Jean Juhlin (20th Century) sculpture suffered from a broken foot. After careful stabilization work with a restorer’s substance the color was then touched up to marry it to the original.
By her own words Jean Juhlin considers herself to be self-taught, driven by the muse within her that acts as a compass to guide her artistic callings. In the 1960s she opened a studio in Chicago and reconstellated her muse, teaching to a wide range of aspiring sculpturists. At the time she also took on commissions for portraitures.
Her formal learning took place firstly at the Art Institute of Chicago and then secondly in Mexico, at the Instiuto National de Ballas Arts and then the Insituto de Allende. She cites her time in Mexico as a defining period in her art maturation. There she befriended the indigenous population and was particularly drawn to the strong yet calm demeanor of the indigenous women.

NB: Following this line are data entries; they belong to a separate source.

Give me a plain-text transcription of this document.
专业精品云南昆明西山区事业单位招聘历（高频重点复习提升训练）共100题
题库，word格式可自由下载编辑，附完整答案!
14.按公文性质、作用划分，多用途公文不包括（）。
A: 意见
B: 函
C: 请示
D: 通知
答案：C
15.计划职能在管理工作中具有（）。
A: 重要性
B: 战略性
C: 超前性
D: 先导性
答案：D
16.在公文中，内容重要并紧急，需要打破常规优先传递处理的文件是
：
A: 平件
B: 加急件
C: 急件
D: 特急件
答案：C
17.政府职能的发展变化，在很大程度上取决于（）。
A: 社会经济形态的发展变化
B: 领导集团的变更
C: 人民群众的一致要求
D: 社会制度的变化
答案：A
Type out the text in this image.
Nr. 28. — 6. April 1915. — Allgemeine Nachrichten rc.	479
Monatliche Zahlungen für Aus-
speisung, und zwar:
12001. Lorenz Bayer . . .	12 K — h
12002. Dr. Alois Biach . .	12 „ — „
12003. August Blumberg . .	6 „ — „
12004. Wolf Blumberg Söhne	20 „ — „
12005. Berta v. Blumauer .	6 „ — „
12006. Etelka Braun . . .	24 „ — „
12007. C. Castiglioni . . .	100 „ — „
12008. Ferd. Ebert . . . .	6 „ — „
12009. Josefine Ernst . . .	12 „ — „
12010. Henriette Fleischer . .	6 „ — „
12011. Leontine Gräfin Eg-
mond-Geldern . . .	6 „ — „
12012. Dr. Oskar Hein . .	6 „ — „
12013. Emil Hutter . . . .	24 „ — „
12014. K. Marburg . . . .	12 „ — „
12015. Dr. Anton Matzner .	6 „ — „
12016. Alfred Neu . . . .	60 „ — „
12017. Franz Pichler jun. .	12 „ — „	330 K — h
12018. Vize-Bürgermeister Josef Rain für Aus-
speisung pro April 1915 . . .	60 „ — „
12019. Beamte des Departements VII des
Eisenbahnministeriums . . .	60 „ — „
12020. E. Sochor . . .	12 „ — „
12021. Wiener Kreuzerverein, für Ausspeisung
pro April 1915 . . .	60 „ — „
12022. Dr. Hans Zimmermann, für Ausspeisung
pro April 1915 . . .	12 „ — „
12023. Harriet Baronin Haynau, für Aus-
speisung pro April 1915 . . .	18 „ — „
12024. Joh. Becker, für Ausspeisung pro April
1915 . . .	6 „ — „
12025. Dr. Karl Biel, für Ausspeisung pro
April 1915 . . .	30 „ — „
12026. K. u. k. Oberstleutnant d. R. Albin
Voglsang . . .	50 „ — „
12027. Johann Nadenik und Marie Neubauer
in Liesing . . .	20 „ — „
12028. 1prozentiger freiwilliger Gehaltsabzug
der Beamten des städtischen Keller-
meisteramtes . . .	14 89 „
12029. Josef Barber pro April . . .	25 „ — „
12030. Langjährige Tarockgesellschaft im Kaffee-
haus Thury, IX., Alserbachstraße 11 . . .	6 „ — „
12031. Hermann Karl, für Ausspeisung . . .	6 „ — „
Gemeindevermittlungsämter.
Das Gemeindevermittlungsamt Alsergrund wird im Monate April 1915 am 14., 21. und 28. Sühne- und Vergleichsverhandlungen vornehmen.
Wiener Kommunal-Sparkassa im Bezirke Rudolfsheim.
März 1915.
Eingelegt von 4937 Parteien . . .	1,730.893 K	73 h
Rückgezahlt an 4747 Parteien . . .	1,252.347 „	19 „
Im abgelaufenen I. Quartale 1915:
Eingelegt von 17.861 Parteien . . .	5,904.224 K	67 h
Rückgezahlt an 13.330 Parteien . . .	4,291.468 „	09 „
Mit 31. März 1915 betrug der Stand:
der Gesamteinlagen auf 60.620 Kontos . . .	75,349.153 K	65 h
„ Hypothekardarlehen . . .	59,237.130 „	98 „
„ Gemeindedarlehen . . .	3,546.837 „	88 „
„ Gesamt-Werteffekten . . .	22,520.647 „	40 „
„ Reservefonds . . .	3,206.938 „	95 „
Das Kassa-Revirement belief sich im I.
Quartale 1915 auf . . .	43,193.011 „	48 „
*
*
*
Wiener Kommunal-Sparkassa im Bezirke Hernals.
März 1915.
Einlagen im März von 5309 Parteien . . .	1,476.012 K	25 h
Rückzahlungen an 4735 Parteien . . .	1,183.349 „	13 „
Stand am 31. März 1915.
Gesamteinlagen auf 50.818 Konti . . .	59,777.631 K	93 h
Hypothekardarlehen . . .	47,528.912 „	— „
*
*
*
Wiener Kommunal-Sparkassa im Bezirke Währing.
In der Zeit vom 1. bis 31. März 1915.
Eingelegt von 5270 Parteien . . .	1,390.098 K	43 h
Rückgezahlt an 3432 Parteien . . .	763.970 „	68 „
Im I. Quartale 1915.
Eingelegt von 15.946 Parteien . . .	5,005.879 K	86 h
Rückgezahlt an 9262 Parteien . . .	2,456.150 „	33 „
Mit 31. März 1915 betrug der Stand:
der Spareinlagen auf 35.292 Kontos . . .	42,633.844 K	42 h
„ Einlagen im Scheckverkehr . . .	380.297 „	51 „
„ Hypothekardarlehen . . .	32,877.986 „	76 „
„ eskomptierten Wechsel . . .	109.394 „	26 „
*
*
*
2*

This subject matter and pathos combination kept her busy as a sculpturist for several years.
Most of her success as a commercial artist can be found in the American Southwest where corporations commissioned her to create life-sized statues of her signature work: indigenous women in the act or stance of primal yet powerful constitutions.
Her work has been at the Ray Tracey Gallery in Santa Fe, El Prado Gallery in Sedona, Miller Gallery in Cincinnati, and Other Side Gallery in Pier, Michigan.